Bitcoin Price Likely to Drop to $2,400 & Lure Wall St. to Purchase the Plunge

Jan 21, 2019 at 13:32 // News
Author
Coin Idol
In Silver, the consolidation period timing was more than 90 days, nevertheless, the 500% rally also took around 30 months.

In the latest Bitcoin (BTC) versus Silver (SLV) analogue piece, remarkable similarities can be seen in the charts. Trying to puzzle out the time frame of the consolidation point is very crucial. In Silver, the consolidation period timing was more than 90 days, nevertheless, the 500% rally also took around 30 months. In Bitcoin, the 500% rally took around 9 months.

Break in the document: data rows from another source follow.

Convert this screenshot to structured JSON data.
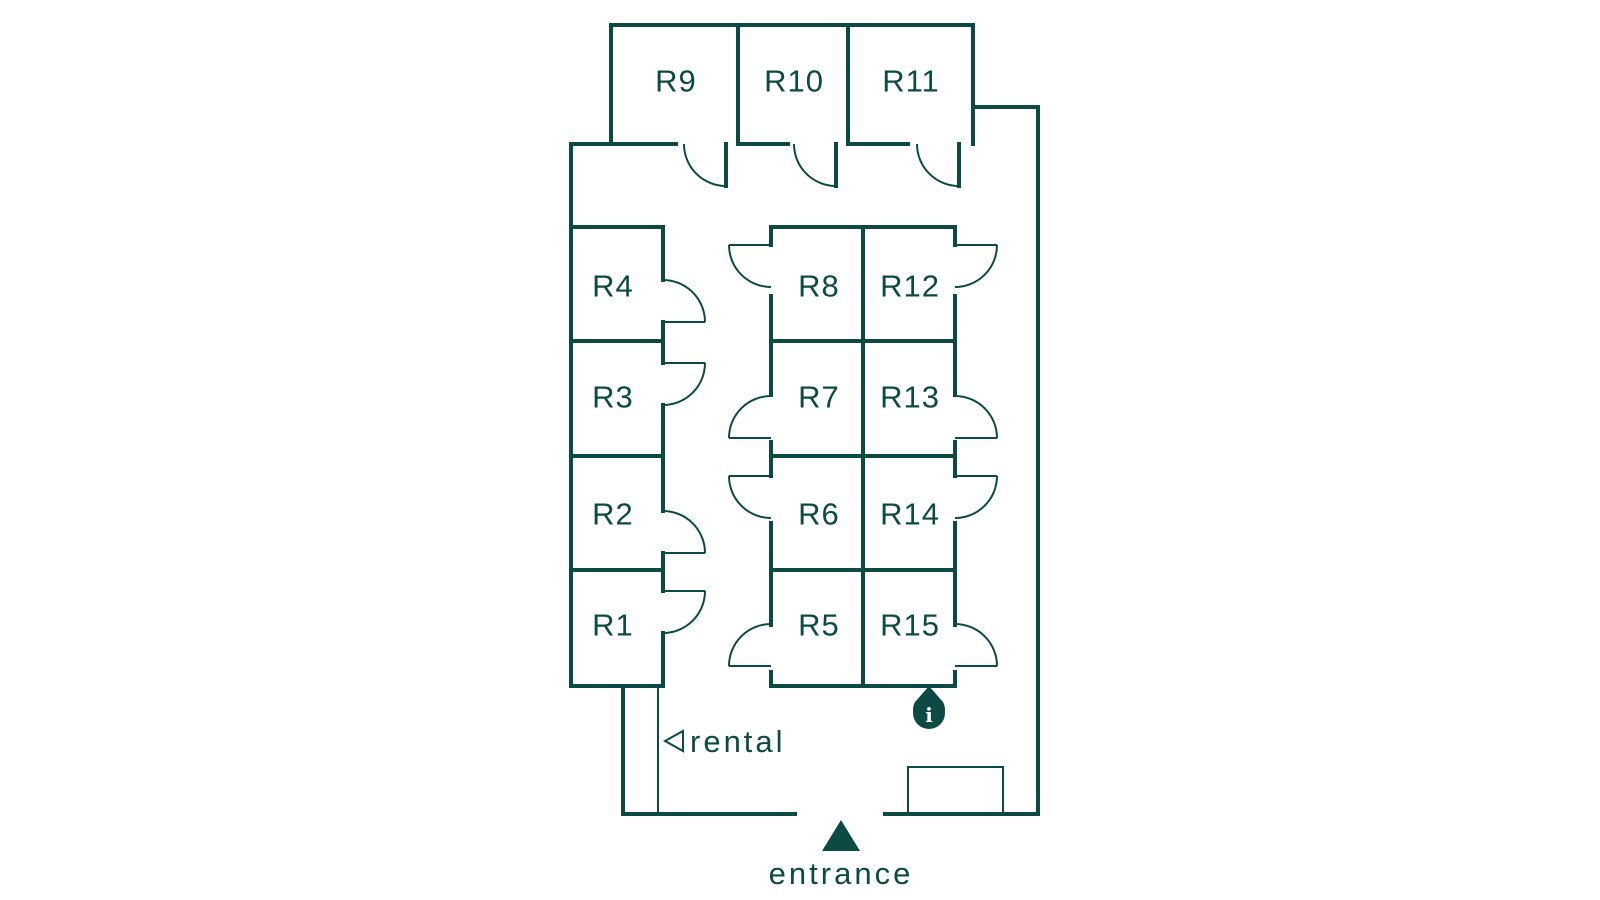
{
  "rooms": {
    "r1": "R1",
    "r2": "R2",
    "r3": "R3",
    "r4": "R4",
    "r5": "R5",
    "r6": "R6",
    "r7": "R7",
    "r8": "R8",
    "r9": "R9",
    "r10": "R10",
    "r11": "R11",
    "r12": "R12",
    "r13": "R13",
    "r14": "R14",
    "r15": "R15"
  },
  "labels": {
    "rental": "rental",
    "entrance": "entrance",
    "info": "i"
  },
  "icons": {
    "rental_arrow": "left-triangle-outline-icon",
    "entrance_arrow": "up-triangle-solid-icon",
    "info_marker": "info-pin-icon"
  },
  "colors": {
    "ink": "#0e4a44",
    "background": "#ffffff"
  }
}
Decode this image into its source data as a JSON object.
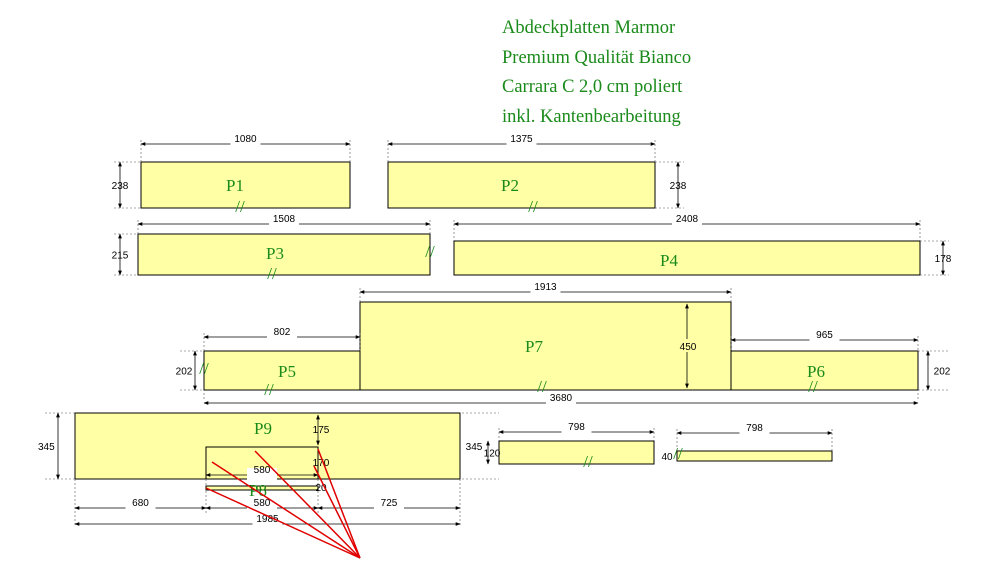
{
  "title_lines": [
    "Abdeckplatten Marmor",
    "Premium Qualität Bianco",
    "Carrara C 2,0 cm poliert",
    "inkl. Kantenbearbeitung"
  ],
  "colors": {
    "panel_fill": "#ffffa6",
    "label": "#1a8a1a",
    "annotation": "#e00000"
  },
  "panels": [
    {
      "label": "P1",
      "width": "1080",
      "depth": "238"
    },
    {
      "label": "P2",
      "width": "1375",
      "depth": "238"
    },
    {
      "label": "P3",
      "width": "1508",
      "depth": "215"
    },
    {
      "label": "P4",
      "width": "2408",
      "depth": "178"
    },
    {
      "label": "P5",
      "width": "802",
      "depth": "202"
    },
    {
      "label": "P6",
      "width": "965",
      "depth": "202"
    },
    {
      "label": "P7",
      "width": "1913",
      "depth": "450"
    },
    {
      "label": "P8",
      "width": "580",
      "depth": "20"
    },
    {
      "label": "P9",
      "width": "1985",
      "depth": "345"
    },
    {
      "label": "",
      "width": "798",
      "depth": "120",
      "extra": "345"
    },
    {
      "label": "",
      "width": "798",
      "depth": "40"
    }
  ],
  "group_total": "3680",
  "p9_dims": {
    "left": "680",
    "cutout": "580",
    "cutout_inner": "580",
    "right": "725",
    "total": "1985",
    "cutout_depth": "175",
    "cutout_height": "170",
    "strip_depth": "20"
  },
  "edge_mark": "//"
}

Therefore, the consolidation time in BTC is around 30 days rather than 90. Any hint as to when the next action happens is decisive as far as trading Bitcoin Derivatives is concerned since timing is everything!   

   

Within the first week of December 2018, BTC was in a consolidation period that, when related using similar time scale as the SLV bubble, would totally break the lag lows of around $3,600 within 30 – 90 days. This thesis is still integral which could lead to a break of the lows in the near future. A 25% selloff in Bitcoin from the latest lows of $3,574 would be to around $2,400.   

   

Silver & Bitcoin Bubbles   

If this happens, fresh institutional actors will penetrate this field to begin reallocating their assets and resources into digital currencies. Since Bitcoin possesses first-mover benefit and name acknowledgement, this would more than likely be the crypto that ‘Wall Street’ takes as a avenue to massively invest in to get cryptoasset exposure.   

   

Last month, analysts generated an analogue piece examining the resemblances of the SLV bubble of 2011 to the latest bubble of Bitcoin. Earlier December last year, Bitcoin was in a consolidation period that, if related on the similar time scale as the Silver bubble, would automatically break the meantime lows of approx. $3,600 between 30 – 90 days.